The Philadelphia Office of Inspector General has found 11 prime contractors that used the same supply company as a "pass-through" to circumvent the city's minority-contracting rules on work done for the Philadelphia Housing Development Corp.
The contractors paid JHS & Sons Supply Co., a certified minority-owned business, merely to satisfy the requirement, while JHS provided no work on the jobs.
Inspector General Amy L. Kurland's office has found 19 PHDC contracts that included JHS as a pass-through. In most, a local heating and plumbing supply company, William Betz Jr. Inc., facilitated the arrangement and provide the supplies necessary for the work.
Through that arrangement, Betz received $640,000 worth of business intended for legitimate minority-owned businesses, Kurland said, while JHS was paid $70,000 to serve as the pass-through.

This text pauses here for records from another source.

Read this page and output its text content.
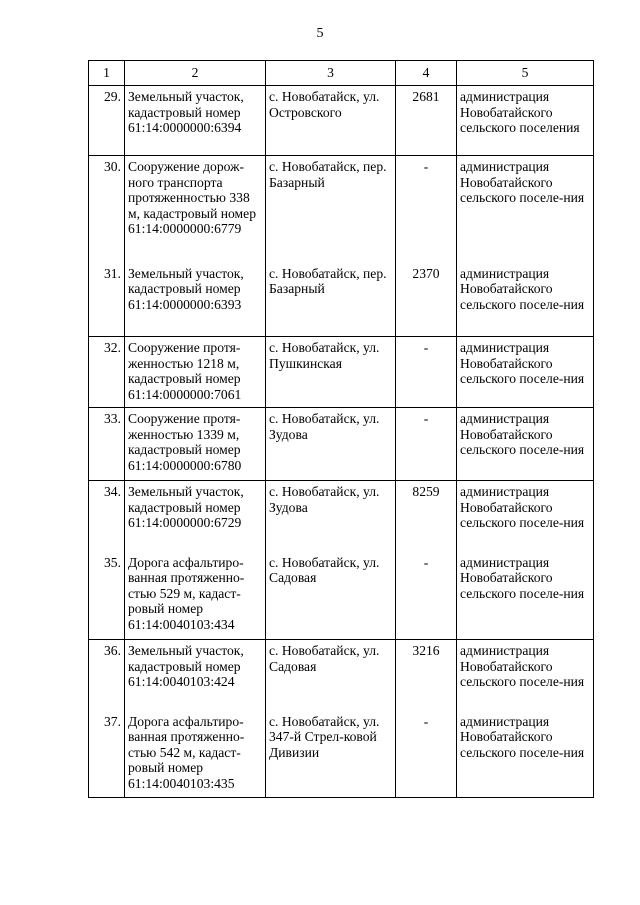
5
1	2	3	4	5
29.	Земельный участок, кадастровый номер 61:14:0000000:6394	с. Новобатайск, ул. Островского	2681	администрация Новобатайского сельского поселения
30.	Сооружение дорож-ного транспорта протяженностью 338 м, кадастровый номер 61:14:0000000:6779	с. Новобатайск, пер. Базарный	-	администрация Новобатайского сельского поселе-ния
31.	Земельный участок, кадастровый номер 61:14:0000000:6393	с. Новобатайск, пер. Базарный	2370	администрация Новобатайского сельского поселе-ния
32.	Сооружение протя-женностью 1218 м, кадастровый номер 61:14:0000000:7061	с. Новобатайск, ул. Пушкинская	-	администрация Новобатайского сельского поселе-ния
33.	Сооружение протя-женностью 1339 м, кадастровый номер 61:14:0000000:6780	с. Новобатайск, ул. Зудова	-	администрация Новобатайского сельского поселе-ния
34.	Земельный участок, кадастровый номер 61:14:0000000:6729	с. Новобатайск, ул. Зудова	8259	администрация Новобатайского сельского поселе-ния
35.	Дорога асфальтиро-ванная протяженно-стью 529 м, кадаст-ровый номер 61:14:0040103:434	с. Новобатайск, ул. Садовая	-	администрация Новобатайского сельского поселе-ния
36.	Земельный участок, кадастровый номер 61:14:0040103:424	с. Новобатайск, ул. Садовая	3216	администрация Новобатайского сельского поселе-ния
37.	Дорога асфальтиро-ванная протяженно-стью 542 м, кадаст-ровый номер 61:14:0040103:435	с. Новобатайск, ул. 347-й Стрел-ковой Дивизии	-	администрация Новобатайского сельского поселе-ния
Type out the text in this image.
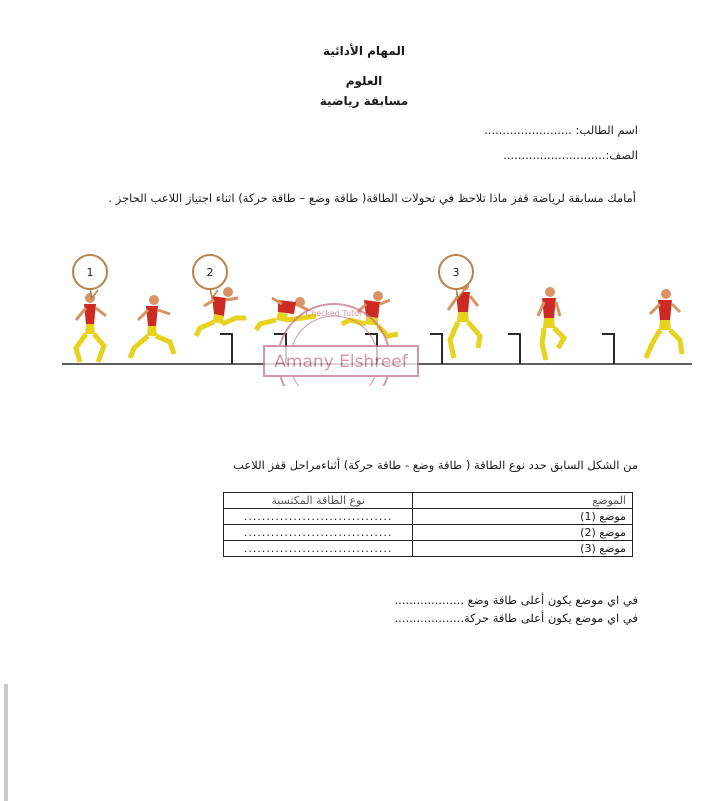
المهام الأدائية
العلوم
مسابقة رياضية
اسم الطالب: ........................
الصف:............................
أمامك مسابقة لرياضة قفز ماذا تلاحظ في تحولات الطاقة( طاقة وضع – طاقة حركة) اثناء اجتياز اللاعب الحاجز .
1	2	3
Amany Elshreef
Checked Tutor
من الشكل السابق حدد نوع الطاقة ( طاقة وضع - طاقة حركة) أثناءمراحل قفز اللاعب
الموضع	نوع الطاقة المكتسبة
موضع (1)	.................................
موضع (2)	.................................
موضع (3)	.................................
في اي موضع يكون أعلى طاقة وضع ...................
في اي موضع يكون أعلى طاقة حركة...................
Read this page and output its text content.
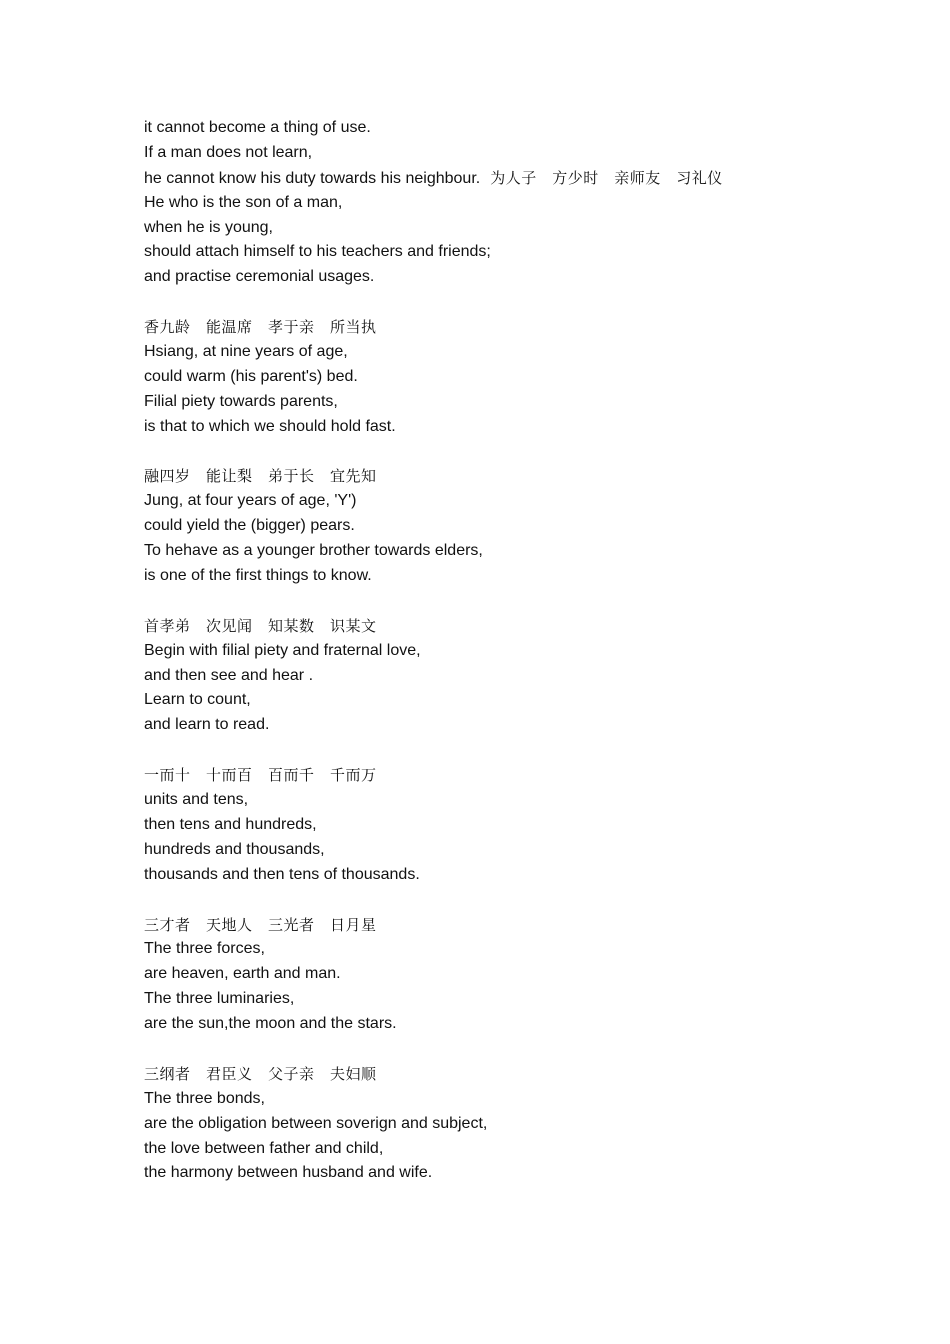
it cannot become a thing of use.

If a man does not learn,

he cannot know his duty towards his neighbour. 为人子　方少时　亲师友　习礼仪

He who is the son of a man,

when he is young,

should attach himself to his teachers and friends;

and practise ceremonial usages.

香九龄　能温席　孝于亲　所当执

Hsiang, at nine years of age,

could warm (his parent's) bed.

Filial piety towards parents,

is that to which we should hold fast.

融四岁　能让梨　弟于长　宜先知

Jung, at four years of age, 'Y')

could yield the (bigger) pears.

To hehave as a younger brother towards elders,

is one of the first things to know.

首孝弟　次见闻　知某数　识某文

Begin with filial piety and fraternal love,

and then see and hear .

Learn to count,

and learn to read.

一而十　十而百　百而千　千而万

units and tens,

then tens and hundreds,

hundreds and thousands,

thousands and then tens of thousands.

三才者　天地人　三光者　日月星

The three forces,

are heaven, earth and man.

The three luminaries,

are the sun,the moon and the stars.

三纲者　君臣义　父子亲　夫妇顺

The three bonds,

are the obligation between soverign and subject,

the love between father and child,

the harmony between husband and wife.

The arrangement was uncovered previously, in a PHDC weatherization contract with UGI HVAC Inc. as the prime contractor. In 2012, UGI and Betz both signed no-fault settlements with the Inspector General's Office, with UGI agreeing to pay $100,000 and Betz $128,000.
JHS also was removed from the city's registry of certified minority-owned businesses, and Betz declared itself ineligible for city contracts for two years.
Since then, the inspector general has continued to investigate contracts involving Betz and JHS.
Kurland's office found JHS used as a pass-through on 18 additional contracts, worth $4.2 million, with 10 additional contractors. All of those contracts were signed before JHS was removed from the registry.
Compliance agreements have been reached with eight of the 10 prime contractors involved. Most of those contractors were small businesses "that did not fully understand the city's antidiscrimination requirements," Kurland's office said in a statement. The compliance agreements are "general in scope," and do not include payments to the city.
Kurland said "it was clear from the beginning that this problem was widespread" but she said her office sought to bring companies into compliance "not to put them out of business."